The prime study outcome was a composite measure of deteriorating HF or death from cardiovascular disease. Secondary study outcomes included the total number of HF events, such as initial and subsequent hospital admissions for HF or urgent HF visits, cardiovascular deaths, the Kansas-city cardiomyopathy questionnaire (KCCQ) score-assessed quality of life, cardiovascular disease-related mortality, and all-cause deaths.

HFimpEF patients were identified based on their answers to a question investigating the history of symptomatic HF with lowered EF of less than or equal to 40%. Follow-up assessments were performed after one, four, eight, 12, and 16 months post-randomization and every four months after that.

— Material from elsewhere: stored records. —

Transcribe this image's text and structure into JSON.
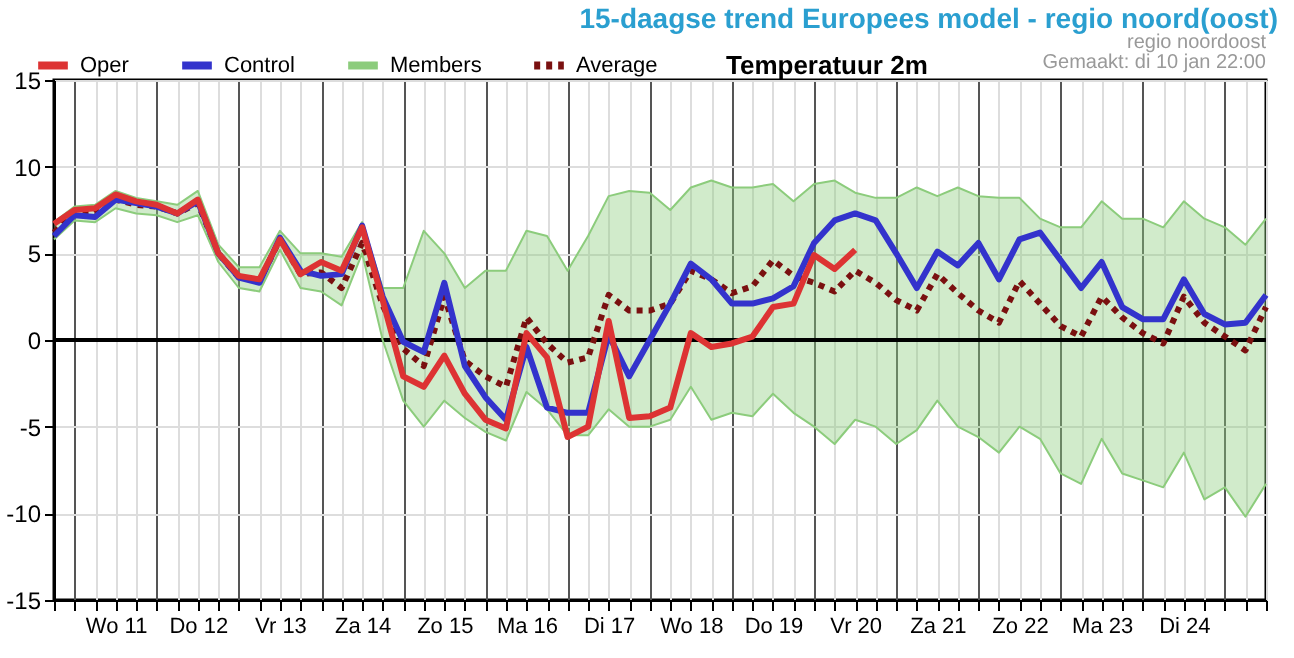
{
  "chart_data": {
    "type": "line",
    "title": "15-daagse trend Europees model - regio noord(oost)",
    "subtitle": "Temperatuur 2m",
    "annotations": [
      "regio noordoost",
      "Gemaakt: di 10 jan 22:00"
    ],
    "x": [
      "--01-10T18:00",
      "--01-11T00:00",
      "--01-11T06:00",
      "--01-11T12:00",
      "--01-11T18:00",
      "--01-12T00:00",
      "--01-12T06:00",
      "--01-12T12:00",
      "--01-12T18:00",
      "--01-13T00:00",
      "--01-13T06:00",
      "--01-13T12:00",
      "--01-13T18:00",
      "--01-14T00:00",
      "--01-14T06:00",
      "--01-14T12:00",
      "--01-14T18:00",
      "--01-15T00:00",
      "--01-15T06:00",
      "--01-15T12:00",
      "--01-15T18:00",
      "--01-16T00:00",
      "--01-16T06:00",
      "--01-16T12:00",
      "--01-16T18:00",
      "--01-17T00:00",
      "--01-17T06:00",
      "--01-17T12:00",
      "--01-17T18:00",
      "--01-18T00:00",
      "--01-18T06:00",
      "--01-18T12:00",
      "--01-18T18:00",
      "--01-19T00:00",
      "--01-19T06:00",
      "--01-19T12:00",
      "--01-19T18:00",
      "--01-20T00:00",
      "--01-20T06:00",
      "--01-20T12:00",
      "--01-20T18:00",
      "--01-21T00:00",
      "--01-21T06:00",
      "--01-21T12:00",
      "--01-21T18:00",
      "--01-22T00:00",
      "--01-22T06:00",
      "--01-22T12:00",
      "--01-22T18:00",
      "--01-23T00:00",
      "--01-23T06:00",
      "--01-23T12:00",
      "--01-23T18:00",
      "--01-24T00:00",
      "--01-24T06:00",
      "--01-24T12:00",
      "--01-24T18:00",
      "--01-25T00:00",
      "--01-25T06:00",
      "--01-25T12:00"
    ],
    "xlim": [
      "--01-10T18:00",
      "--01-25T12:00"
    ],
    "xticks": [
      {
        "value": "--01-10T18:00",
        "label": null
      },
      {
        "value": "--01-11T00:00",
        "label": null
      },
      {
        "value": "--01-11T06:00",
        "label": null
      },
      {
        "value": "--01-11T12:00",
        "label": "Wo 11"
      },
      {
        "value": "--01-11T18:00",
        "label": null
      },
      {
        "value": "--01-12T00:00",
        "label": null
      },
      {
        "value": "--01-12T06:00",
        "label": null
      },
      {
        "value": "--01-12T12:00",
        "label": "Do 12"
      },
      {
        "value": "--01-12T18:00",
        "label": null
      },
      {
        "value": "--01-13T00:00",
        "label": null
      },
      {
        "value": "--01-13T06:00",
        "label": null
      },
      {
        "value": "--01-13T12:00",
        "label": "Vr 13"
      },
      {
        "value": "--01-13T18:00",
        "label": null
      },
      {
        "value": "--01-14T00:00",
        "label": null
      },
      {
        "value": "--01-14T06:00",
        "label": null
      },
      {
        "value": "--01-14T12:00",
        "label": "Za 14"
      },
      {
        "value": "--01-14T18:00",
        "label": null
      },
      {
        "value": "--01-15T00:00",
        "label": null
      },
      {
        "value": "--01-15T06:00",
        "label": null
      },
      {
        "value": "--01-15T12:00",
        "label": "Zo 15"
      },
      {
        "value": "--01-15T18:00",
        "label": null
      },
      {
        "value": "--01-16T00:00",
        "label": null
      },
      {
        "value": "--01-16T06:00",
        "label": null
      },
      {
        "value": "--01-16T12:00",
        "label": "Ma 16"
      },
      {
        "value": "--01-16T18:00",
        "label": null
      },
      {
        "value": "--01-17T00:00",
        "label": null
      },
      {
        "value": "--01-17T06:00",
        "label": null
      },
      {
        "value": "--01-17T12:00",
        "label": "Di 17"
      },
      {
        "value": "--01-17T18:00",
        "label": null
      },
      {
        "value": "--01-18T00:00",
        "label": null
      },
      {
        "value": "--01-18T06:00",
        "label": null
      },
      {
        "value": "--01-18T12:00",
        "label": "Wo 18"
      },
      {
        "value": "--01-18T18:00",
        "label": null
      },
      {
        "value": "--01-19T00:00",
        "label": null
      },
      {
        "value": "--01-19T06:00",
        "label": null
      },
      {
        "value": "--01-19T12:00",
        "label": "Do 19"
      },
      {
        "value": "--01-19T18:00",
        "label": null
      },
      {
        "value": "--01-20T00:00",
        "label": null
      },
      {
        "value": "--01-20T06:00",
        "label": null
      },
      {
        "value": "--01-20T12:00",
        "label": "Vr 20"
      },
      {
        "value": "--01-20T18:00",
        "label": null
      },
      {
        "value": "--01-21T00:00",
        "label": null
      },
      {
        "value": "--01-21T06:00",
        "label": null
      },
      {
        "value": "--01-21T12:00",
        "label": "Za 21"
      },
      {
        "value": "--01-21T18:00",
        "label": null
      },
      {
        "value": "--01-22T00:00",
        "label": null
      },
      {
        "value": "--01-22T06:00",
        "label": null
      },
      {
        "value": "--01-22T12:00",
        "label": "Zo 22"
      },
      {
        "value": "--01-22T18:00",
        "label": null
      },
      {
        "value": "--01-23T00:00",
        "label": null
      },
      {
        "value": "--01-23T06:00",
        "label": null
      },
      {
        "value": "--01-23T12:00",
        "label": "Ma 23"
      },
      {
        "value": "--01-23T18:00",
        "label": null
      },
      {
        "value": "--01-24T00:00",
        "label": null
      },
      {
        "value": "--01-24T06:00",
        "label": null
      },
      {
        "value": "--01-24T12:00",
        "label": "Di 24"
      },
      {
        "value": "--01-24T18:00",
        "label": null
      },
      {
        "value": "--01-25T00:00",
        "label": null
      },
      {
        "value": "--01-25T06:00",
        "label": null
      },
      {
        "value": "--01-25T12:00",
        "label": null
      }
    ],
    "ylim": [
      -15,
      15
    ],
    "yticks": [
      -15,
      -10,
      -5,
      0,
      5,
      10,
      15
    ],
    "grid": true,
    "legend": "top left",
    "line_style": "solid",
    "ref_lines": [
      {
        "axis": "y",
        "value": 0,
        "color": "#000000"
      }
    ],
    "series": [
      {
        "name": "Oper",
        "color": "#dd3333",
        "values": [
          6.7,
          7.5,
          7.6,
          8.4,
          8.0,
          7.8,
          7.3,
          8.1,
          5.0,
          3.7,
          3.5,
          5.8,
          3.8,
          4.5,
          4.0,
          6.5,
          2.3,
          -2.1,
          -2.7,
          -0.9,
          -3.1,
          -4.6,
          -5.1,
          0.4,
          -1.0,
          -5.6,
          -5.0,
          1.1,
          -4.5,
          -4.4,
          -3.9,
          0.4,
          -0.4,
          -0.2,
          0.2,
          1.9,
          2.1,
          4.9,
          4.1,
          5.2,
          null,
          null,
          null,
          null,
          null,
          null,
          null,
          null,
          null,
          null,
          null,
          null,
          null,
          null,
          null,
          null,
          null,
          null,
          null,
          null
        ]
      },
      {
        "name": "Control",
        "color": "#3333cc",
        "values": [
          6.0,
          7.2,
          7.1,
          8.1,
          7.9,
          7.7,
          7.3,
          8.0,
          5.0,
          3.6,
          3.3,
          5.9,
          4.0,
          3.7,
          3.8,
          6.6,
          2.5,
          -0.1,
          -0.7,
          3.3,
          -1.5,
          -3.3,
          -4.6,
          -0.4,
          -3.9,
          -4.2,
          -4.2,
          0.3,
          -2.1,
          0.0,
          2.1,
          4.4,
          3.5,
          2.1,
          2.1,
          2.4,
          3.1,
          5.6,
          6.9,
          7.3,
          6.9,
          5.0,
          3.0,
          5.1,
          4.3,
          5.6,
          3.5,
          5.8,
          6.2,
          4.6,
          3.0,
          4.5,
          1.9,
          1.2,
          1.2,
          3.5,
          1.5,
          0.9,
          1.0,
          2.6
        ]
      },
      {
        "name": "Members",
        "color": "#8ccc7c",
        "values": [
          6.8,
          7.7,
          7.8,
          8.6,
          8.2,
          8.0,
          7.8,
          8.6,
          5.5,
          4.2,
          4.2,
          6.3,
          5.0,
          5.0,
          4.8,
          6.8,
          3.0,
          3.0,
          6.3,
          5.0,
          3.0,
          4.0,
          4.0,
          6.3,
          6.0,
          4.0,
          6.0,
          8.3,
          8.6,
          8.5,
          7.5,
          8.8,
          9.2,
          8.8,
          8.8,
          9.0,
          8.0,
          9.0,
          9.2,
          8.5,
          8.2,
          8.2,
          8.8,
          8.3,
          8.8,
          8.3,
          8.2,
          8.2,
          7.0,
          6.5,
          6.5,
          8.0,
          7.0,
          7.0,
          6.5,
          8.0,
          7.0,
          6.5,
          5.5,
          7.0
        ],
        "lower": [
          5.8,
          6.9,
          6.8,
          7.6,
          7.3,
          7.2,
          6.8,
          7.2,
          4.5,
          3.0,
          2.8,
          5.2,
          3.0,
          2.8,
          2.0,
          5.0,
          0.0,
          -3.5,
          -5.0,
          -3.5,
          -4.5,
          -5.3,
          -5.8,
          -3.0,
          -4.0,
          -5.5,
          -5.5,
          -4.0,
          -5.0,
          -5.0,
          -4.6,
          -2.7,
          -4.6,
          -4.2,
          -4.4,
          -3.1,
          -4.2,
          -5.0,
          -6.0,
          -4.6,
          -5.0,
          -6.0,
          -5.2,
          -3.5,
          -5.0,
          -5.6,
          -6.5,
          -5.0,
          -5.7,
          -7.7,
          -8.3,
          -5.7,
          -7.7,
          -8.1,
          -8.5,
          -6.5,
          -9.2,
          -8.5,
          -10.2,
          -8.3
        ],
        "upper": [
          6.8,
          7.7,
          7.8,
          8.6,
          8.2,
          8.0,
          7.8,
          8.6,
          5.5,
          4.2,
          4.2,
          6.3,
          5.0,
          5.0,
          4.8,
          6.8,
          3.0,
          3.0,
          6.3,
          5.0,
          3.0,
          4.0,
          4.0,
          6.3,
          6.0,
          4.0,
          6.0,
          8.3,
          8.6,
          8.5,
          7.5,
          8.8,
          9.2,
          8.8,
          8.8,
          9.0,
          8.0,
          9.0,
          9.2,
          8.5,
          8.2,
          8.2,
          8.8,
          8.3,
          8.8,
          8.3,
          8.2,
          8.2,
          7.0,
          6.5,
          6.5,
          8.0,
          7.0,
          7.0,
          6.5,
          8.0,
          7.0,
          6.5,
          5.5,
          7.0
        ]
      },
      {
        "color": "#8ccc7c",
        "values": [
          5.8,
          6.9,
          6.8,
          7.6,
          7.3,
          7.2,
          6.8,
          7.2,
          4.5,
          3.0,
          2.8,
          5.2,
          3.0,
          2.8,
          2.0,
          5.0,
          0.0,
          -3.5,
          -5.0,
          -3.5,
          -4.5,
          -5.3,
          -5.8,
          -3.0,
          -4.0,
          -5.5,
          -5.5,
          -4.0,
          -5.0,
          -5.0,
          -4.6,
          -2.7,
          -4.6,
          -4.2,
          -4.4,
          -3.1,
          -4.2,
          -5.0,
          -6.0,
          -4.6,
          -5.0,
          -6.0,
          -5.2,
          -3.5,
          -5.0,
          -5.6,
          -6.5,
          -5.0,
          -5.7,
          -7.7,
          -8.3,
          -5.7,
          -7.7,
          -8.1,
          -8.5,
          -6.5,
          -9.2,
          -8.5,
          -10.2,
          -8.3
        ]
      },
      {
        "name": "Average",
        "color": "#7a1010",
        "line_style": "dotted",
        "values": [
          6.2,
          7.3,
          7.3,
          8.1,
          7.8,
          7.7,
          7.3,
          7.9,
          5.0,
          3.6,
          3.4,
          5.8,
          3.8,
          3.9,
          3.0,
          5.6,
          2.0,
          -0.5,
          -1.5,
          2.5,
          -1.2,
          -2.1,
          -2.7,
          1.3,
          -0.2,
          -1.3,
          -1.0,
          2.6,
          1.7,
          1.7,
          2.1,
          4.0,
          3.5,
          2.7,
          3.1,
          4.6,
          3.7,
          3.3,
          2.8,
          4.0,
          3.3,
          2.3,
          1.7,
          3.8,
          2.7,
          1.7,
          1.0,
          3.4,
          2.1,
          0.8,
          0.2,
          2.5,
          1.3,
          0.4,
          -0.2,
          2.5,
          1.0,
          0.2,
          -0.6,
          1.9
        ]
      }
    ]
  }
}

Cox proportional-hazards modeling was used to evaluate the prime and secondary outcome data. Hazard ratios (HR) were also calculated. Semi-parametric Cox modeling was performed to analyze cardiovascular deaths and total HF events.

Study findings

HFimpEF patients had comparable event rates as individuals with EF less than 40%. Among HFimpEF patients, dapagliflozin lowered the prime composite study outcome with an HR of 0.7, first worsening HF events with an HR of 0.8, cardiovascular deaths with an HR of 0.6, and total worsening HF events to comparable levels among individuals with EF greater than 40%.

Among HFimpEF patients, the advantage of dapagliflozin as compared to the placebo was consistently observed across the pre-specified LVEF subgroups, with HR values of 0.8, 0.7, and 0.6 for LVEF values less than or equal to 49%, 50% to 59%, and greater than 60.0%, respectively.

Rates of cardiovascular deaths, first HF events, all-cause deaths, and total HF events were comparable among HFimpEF patients and individuals with LVEF greater than 40%. However, out of 3,131 individuals, 18% had a history of prior LVEF of less than or equal to 40%.

Compared to individuals with LVEF exceeding 40%, HFimpEF patients were younger, more likely to be male, less likely to be White, and had lower LVEF baseline values.

A more significant proportion of HFimpEF patients than individuals with LVEF greater than 40% had a history of coronary artery disease and myocardial infarctions. These individuals were also more likely to have been previously hospitalized due to HF or had implantable cardioverter defibrillators (ICDs).

HFimpEF patients, in comparison to individuals with LVEF exceeding 40%, were more likely to be treated at baseline with angiotensin-converting enzyme (ACE) inhibitors, beta-blockers, mineralocorticoid receptor antagonists, or angiotensin receptor neprilysin inhibitors. These results were consistent after adjusting for sex, geographical region, and age.

Dapagliflozin-treated participants improved their KCCQ scores more than those who received the placebo, regardless of HFimpEF status. Analyzing KCCQ data from one, four, and eight months showed similar findings.

Serious adverse events resulting in dapagliflozin discontinuation were observed among 18 HFimpEF patients, ten of whom received dapagliflozin and eight placebo-treated individuals. Serious adverse events also occurred among 56 individuals with LVEF exceeding 40%, 32 of whom were treated with dapagliflozin and 24 placebo-treated individuals.

Overall, the study findings indicate that symptomatic HFimpEF patients might benefit from dapagliflozin treatment to reduce their morbidity and death risk.